Yetunde Murphy, Appsy
An outsourced mobile app development company. Now, speaking of a competitive space, this one is not competitive; it is hyper competitive. It is, obviously, a viable business, but one with not hundreds but thousands of competitors in it.
Timothy Armoo, Doodlar
A marketplace for urban designers to sell their T-shirts and other fashion merchandise to consumers. The closest comparable company to the concept is likely Etsy, although Doodlar’s focus is not on fashion. The judges found the idea compelling.
John Hazell, Netcopy 
A service through which publishers with significant paper archives can turn those archives into digitized, subject-specific articles that can be published online to harness additional search traffic. The A&N Media judges validated the concept on the spot saying that they have a similar effort under way, although not exactly the same.
Ali Ahmed, Lutebox 
A social shopping site with a special emphasis on video-based collaborative discussions and screen sharing capabilities. Ali has gathered a good number of retailers and has started monetizing through an affiliate model whereby retailers receiving traffic through the site fulfill the orders. Again, an interesting concept targeted towards women 22-44 to begin with.
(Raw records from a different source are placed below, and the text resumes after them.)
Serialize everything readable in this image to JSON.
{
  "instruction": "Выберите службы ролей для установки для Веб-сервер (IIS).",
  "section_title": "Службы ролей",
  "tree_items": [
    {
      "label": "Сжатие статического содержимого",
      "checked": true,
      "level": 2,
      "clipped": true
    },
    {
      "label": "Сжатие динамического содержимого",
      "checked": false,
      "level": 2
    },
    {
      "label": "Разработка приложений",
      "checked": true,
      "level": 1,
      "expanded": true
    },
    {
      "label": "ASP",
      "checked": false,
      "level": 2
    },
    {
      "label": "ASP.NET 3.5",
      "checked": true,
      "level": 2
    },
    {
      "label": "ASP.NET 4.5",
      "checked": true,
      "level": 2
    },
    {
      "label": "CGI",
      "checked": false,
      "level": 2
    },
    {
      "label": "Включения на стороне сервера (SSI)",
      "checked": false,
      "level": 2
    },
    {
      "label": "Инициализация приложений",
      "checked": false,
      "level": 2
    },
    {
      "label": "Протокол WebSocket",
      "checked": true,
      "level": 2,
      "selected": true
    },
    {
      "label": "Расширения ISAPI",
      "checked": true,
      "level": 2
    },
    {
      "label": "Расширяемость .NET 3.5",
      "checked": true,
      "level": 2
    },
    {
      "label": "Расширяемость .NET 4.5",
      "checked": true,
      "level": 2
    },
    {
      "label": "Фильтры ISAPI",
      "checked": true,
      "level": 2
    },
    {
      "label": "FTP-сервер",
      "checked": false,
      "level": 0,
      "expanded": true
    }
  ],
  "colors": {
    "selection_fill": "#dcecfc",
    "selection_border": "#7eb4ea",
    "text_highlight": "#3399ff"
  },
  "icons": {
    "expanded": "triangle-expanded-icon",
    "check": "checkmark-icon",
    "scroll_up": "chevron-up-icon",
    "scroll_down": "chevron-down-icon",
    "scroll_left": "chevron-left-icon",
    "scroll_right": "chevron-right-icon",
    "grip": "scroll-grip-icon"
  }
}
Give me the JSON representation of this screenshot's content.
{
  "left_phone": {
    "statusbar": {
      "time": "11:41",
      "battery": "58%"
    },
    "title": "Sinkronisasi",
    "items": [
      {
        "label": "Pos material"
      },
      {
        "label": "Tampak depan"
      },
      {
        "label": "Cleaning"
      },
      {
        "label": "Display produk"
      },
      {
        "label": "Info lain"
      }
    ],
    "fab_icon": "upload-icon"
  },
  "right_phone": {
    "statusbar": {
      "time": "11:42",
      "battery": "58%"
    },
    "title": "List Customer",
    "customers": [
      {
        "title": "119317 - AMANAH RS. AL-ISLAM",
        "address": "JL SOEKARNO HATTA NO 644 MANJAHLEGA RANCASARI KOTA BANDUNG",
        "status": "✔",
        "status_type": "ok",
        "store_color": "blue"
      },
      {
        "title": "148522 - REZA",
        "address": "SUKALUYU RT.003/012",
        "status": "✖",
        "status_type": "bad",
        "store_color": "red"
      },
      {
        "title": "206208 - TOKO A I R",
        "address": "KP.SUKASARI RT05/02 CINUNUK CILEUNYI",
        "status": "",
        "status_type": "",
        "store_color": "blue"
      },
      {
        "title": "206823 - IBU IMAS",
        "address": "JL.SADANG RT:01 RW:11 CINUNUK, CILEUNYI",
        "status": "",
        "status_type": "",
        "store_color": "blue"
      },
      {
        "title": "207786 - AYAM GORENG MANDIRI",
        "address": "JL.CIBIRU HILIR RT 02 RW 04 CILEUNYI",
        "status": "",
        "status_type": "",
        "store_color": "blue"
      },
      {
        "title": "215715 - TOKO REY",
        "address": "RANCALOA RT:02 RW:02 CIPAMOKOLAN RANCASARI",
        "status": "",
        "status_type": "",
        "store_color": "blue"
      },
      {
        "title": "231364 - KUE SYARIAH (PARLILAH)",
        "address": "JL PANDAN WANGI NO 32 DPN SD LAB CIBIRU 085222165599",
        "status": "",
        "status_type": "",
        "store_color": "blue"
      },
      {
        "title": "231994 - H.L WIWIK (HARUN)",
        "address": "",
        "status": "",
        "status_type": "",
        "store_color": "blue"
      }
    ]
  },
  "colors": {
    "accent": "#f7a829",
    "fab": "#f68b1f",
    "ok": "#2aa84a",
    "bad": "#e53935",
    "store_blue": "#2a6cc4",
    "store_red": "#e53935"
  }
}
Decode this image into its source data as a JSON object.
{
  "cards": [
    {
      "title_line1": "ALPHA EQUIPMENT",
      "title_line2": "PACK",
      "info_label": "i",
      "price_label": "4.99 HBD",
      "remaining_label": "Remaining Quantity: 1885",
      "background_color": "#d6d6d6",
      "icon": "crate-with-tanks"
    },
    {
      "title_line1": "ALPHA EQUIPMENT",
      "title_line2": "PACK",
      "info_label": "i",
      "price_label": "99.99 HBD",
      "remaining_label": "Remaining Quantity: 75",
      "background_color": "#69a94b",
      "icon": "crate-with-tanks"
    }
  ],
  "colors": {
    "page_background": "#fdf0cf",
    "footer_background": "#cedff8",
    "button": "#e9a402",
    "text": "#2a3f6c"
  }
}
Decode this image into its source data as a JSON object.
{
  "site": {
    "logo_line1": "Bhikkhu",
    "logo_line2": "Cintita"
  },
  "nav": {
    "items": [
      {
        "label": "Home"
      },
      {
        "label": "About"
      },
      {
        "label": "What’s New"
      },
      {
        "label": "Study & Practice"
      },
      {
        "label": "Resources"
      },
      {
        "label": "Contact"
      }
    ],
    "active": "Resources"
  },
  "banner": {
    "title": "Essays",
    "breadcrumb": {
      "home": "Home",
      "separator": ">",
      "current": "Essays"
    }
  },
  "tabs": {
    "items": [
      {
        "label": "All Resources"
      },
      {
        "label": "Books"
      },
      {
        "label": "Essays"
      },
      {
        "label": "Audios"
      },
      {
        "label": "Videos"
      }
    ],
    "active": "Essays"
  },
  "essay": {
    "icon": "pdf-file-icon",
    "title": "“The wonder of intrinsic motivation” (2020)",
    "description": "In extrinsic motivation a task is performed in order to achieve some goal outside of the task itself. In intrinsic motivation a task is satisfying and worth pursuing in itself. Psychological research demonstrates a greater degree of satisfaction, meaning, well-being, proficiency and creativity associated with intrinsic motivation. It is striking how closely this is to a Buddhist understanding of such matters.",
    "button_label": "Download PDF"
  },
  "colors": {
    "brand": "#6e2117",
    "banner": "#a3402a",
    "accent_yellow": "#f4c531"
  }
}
The winners of that contest were: Brian Pietras, SpareSquare; Timothy Armoo, Doodlar; John Hazell, Netcopy; and Ali Ahmed, Lutebox. In addition to these relatively early stage companies, I want to also introduce you to LanguageLab, a company that is already quite successful, generating $5M+ in annual revenue. The company is co-founded by Shiv Rajendran and David Kaskel in 2005, the company focuses on digital learning for languages in an interesting yet contextual virtual environment.
LanguageLab teaches English in more than 70 countries using audio-visual virtual environments. Currently Language Labs caters to large corporations including Chevron, DHL, Emerson, Air France, the British Council, and more. Language Labs is growing at a rate of 300-400% per year, and taps into a consumer market of a billion individuals wanting to learn English. It is fitting that the English teach English to the world!
The UK is in dire need of economic regeneration, and a concerted effort at entrepreneurship development is the only way this would happen. We are happy to help!